Kraliçe Lear, aslında devam filmi olarak okunması mümkün bir çalışma. 2005 yılında benzer bir kadro ile çekilen “Oyun” filminin bir bakıma devamı niteliğinde. Artık karakterler biraz daha yaş almışlar, çocukları büyümüş, ancak belirli sorunlar halen devam etmekte. Üstelik Oyun filminde lise müdürü olan Hüseyin de artık bu filmde Mersin Büyükşehir Belediyesi Tiyatro ve Sinema müdürü olarak karşımıza çıkmakta. Zaten filmin devamının gelmesinde onun gayretleri ön planda. Film, Shakespeare‘in “Kral Lear” oyununun, yeni bir yorumla, köy pratiğine uygun sergilenişinden hareketle ilerliyor. Bunun, aslında kahramanlarla da olan bağıntısını Pelin Esmer, Altyazı Sinema Dergisi’nin Kasım-Aralık sayısında verdiği röportajında şöyle belirtiyor: “…Shakespeare’in serçenin ölmesinde bile bir bildiği vardır kaderin demesiyle, Zeynep’in uçurumlu yollarda gitikleri sırada hayatta sadece üç şeyi kadere bağlaması arasında bir oyun kurabilir miyiz? Tek tek hayat hikayelerinin ötesinde, işte bu tür şeylerdi beni Kraliçe Lear’da heyecanlandıran.”

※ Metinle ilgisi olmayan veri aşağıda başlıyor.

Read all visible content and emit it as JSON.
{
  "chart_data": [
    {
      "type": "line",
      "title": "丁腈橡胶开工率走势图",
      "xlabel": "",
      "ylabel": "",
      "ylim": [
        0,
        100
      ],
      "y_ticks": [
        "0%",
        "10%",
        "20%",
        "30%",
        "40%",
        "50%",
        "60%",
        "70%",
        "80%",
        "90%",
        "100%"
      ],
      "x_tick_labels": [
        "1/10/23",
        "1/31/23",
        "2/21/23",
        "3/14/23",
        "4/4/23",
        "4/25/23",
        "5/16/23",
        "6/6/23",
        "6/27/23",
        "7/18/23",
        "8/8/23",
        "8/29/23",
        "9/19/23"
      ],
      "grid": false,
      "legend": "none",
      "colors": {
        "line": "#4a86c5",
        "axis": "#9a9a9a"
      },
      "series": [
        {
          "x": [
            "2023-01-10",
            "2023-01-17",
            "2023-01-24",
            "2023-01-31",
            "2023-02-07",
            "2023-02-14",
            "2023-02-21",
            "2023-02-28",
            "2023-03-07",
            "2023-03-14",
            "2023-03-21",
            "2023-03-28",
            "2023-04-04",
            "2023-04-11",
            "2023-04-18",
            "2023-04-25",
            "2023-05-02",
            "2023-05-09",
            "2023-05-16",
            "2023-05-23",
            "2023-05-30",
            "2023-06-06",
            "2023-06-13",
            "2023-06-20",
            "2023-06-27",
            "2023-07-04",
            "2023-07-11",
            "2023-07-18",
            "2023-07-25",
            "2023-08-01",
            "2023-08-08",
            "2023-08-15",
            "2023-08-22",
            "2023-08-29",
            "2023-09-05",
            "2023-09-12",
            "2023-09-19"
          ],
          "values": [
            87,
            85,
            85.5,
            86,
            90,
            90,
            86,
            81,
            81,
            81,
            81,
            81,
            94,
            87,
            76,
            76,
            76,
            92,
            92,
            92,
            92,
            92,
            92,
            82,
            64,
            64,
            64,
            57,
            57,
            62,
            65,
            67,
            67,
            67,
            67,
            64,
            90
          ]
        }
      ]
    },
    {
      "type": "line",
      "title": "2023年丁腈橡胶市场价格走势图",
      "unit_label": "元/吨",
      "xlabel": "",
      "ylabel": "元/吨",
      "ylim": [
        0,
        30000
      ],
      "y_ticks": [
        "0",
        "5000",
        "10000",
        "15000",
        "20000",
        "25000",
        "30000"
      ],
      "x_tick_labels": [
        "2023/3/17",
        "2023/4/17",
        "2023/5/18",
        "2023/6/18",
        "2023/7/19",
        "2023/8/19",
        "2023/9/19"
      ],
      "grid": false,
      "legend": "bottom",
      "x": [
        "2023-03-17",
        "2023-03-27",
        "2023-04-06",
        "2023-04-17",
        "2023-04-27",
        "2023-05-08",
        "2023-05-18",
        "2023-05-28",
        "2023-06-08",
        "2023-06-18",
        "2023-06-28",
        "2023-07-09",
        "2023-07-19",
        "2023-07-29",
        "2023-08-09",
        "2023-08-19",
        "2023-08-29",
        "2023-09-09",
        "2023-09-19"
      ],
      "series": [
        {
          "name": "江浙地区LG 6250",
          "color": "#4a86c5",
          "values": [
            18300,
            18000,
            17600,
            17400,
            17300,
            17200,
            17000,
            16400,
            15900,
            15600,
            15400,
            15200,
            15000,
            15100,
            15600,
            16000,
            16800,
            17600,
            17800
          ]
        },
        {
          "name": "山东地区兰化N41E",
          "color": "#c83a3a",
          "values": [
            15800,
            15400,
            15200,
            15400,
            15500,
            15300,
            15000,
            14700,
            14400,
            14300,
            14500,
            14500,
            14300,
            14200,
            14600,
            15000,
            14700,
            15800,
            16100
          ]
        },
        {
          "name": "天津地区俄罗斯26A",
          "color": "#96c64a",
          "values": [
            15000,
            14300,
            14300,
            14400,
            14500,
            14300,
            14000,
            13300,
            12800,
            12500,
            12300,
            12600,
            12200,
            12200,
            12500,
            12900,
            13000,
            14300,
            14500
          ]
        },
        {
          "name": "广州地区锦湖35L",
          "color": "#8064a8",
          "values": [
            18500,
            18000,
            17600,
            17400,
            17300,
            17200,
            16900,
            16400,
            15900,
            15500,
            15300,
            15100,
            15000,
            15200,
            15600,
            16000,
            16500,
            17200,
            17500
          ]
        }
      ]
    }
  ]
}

Filmin devamlılığına ihtiyaç duyulmasını sağlayan unsurlardan birisi Arslanköylü kadınların, Toros eteklerinde zorlu yolculuklarla gerçekleştirdikleri temsillerinin yanında, kendi hikayelerinin gelişimini de geçmişten günümüze bir film eşliğinde sunmaları oluyor. Bunu yaparken filmin açılış sekanslarında “Anamurium Antik Tiyatrosu” eşliğinde aktarımı da aynı zamanda bize kadın antik dönem şairi Sappho‘yu hatırlatıyor, onun o zorlu mücadelesini. Bununla köylü kesiminin o konservatif yaklaşımlarının kırılmasına, istenirse onların da kendileri gibi bir kısım zincirlerinden kurtulabileceklerinin işaretlerini sunuyorlar.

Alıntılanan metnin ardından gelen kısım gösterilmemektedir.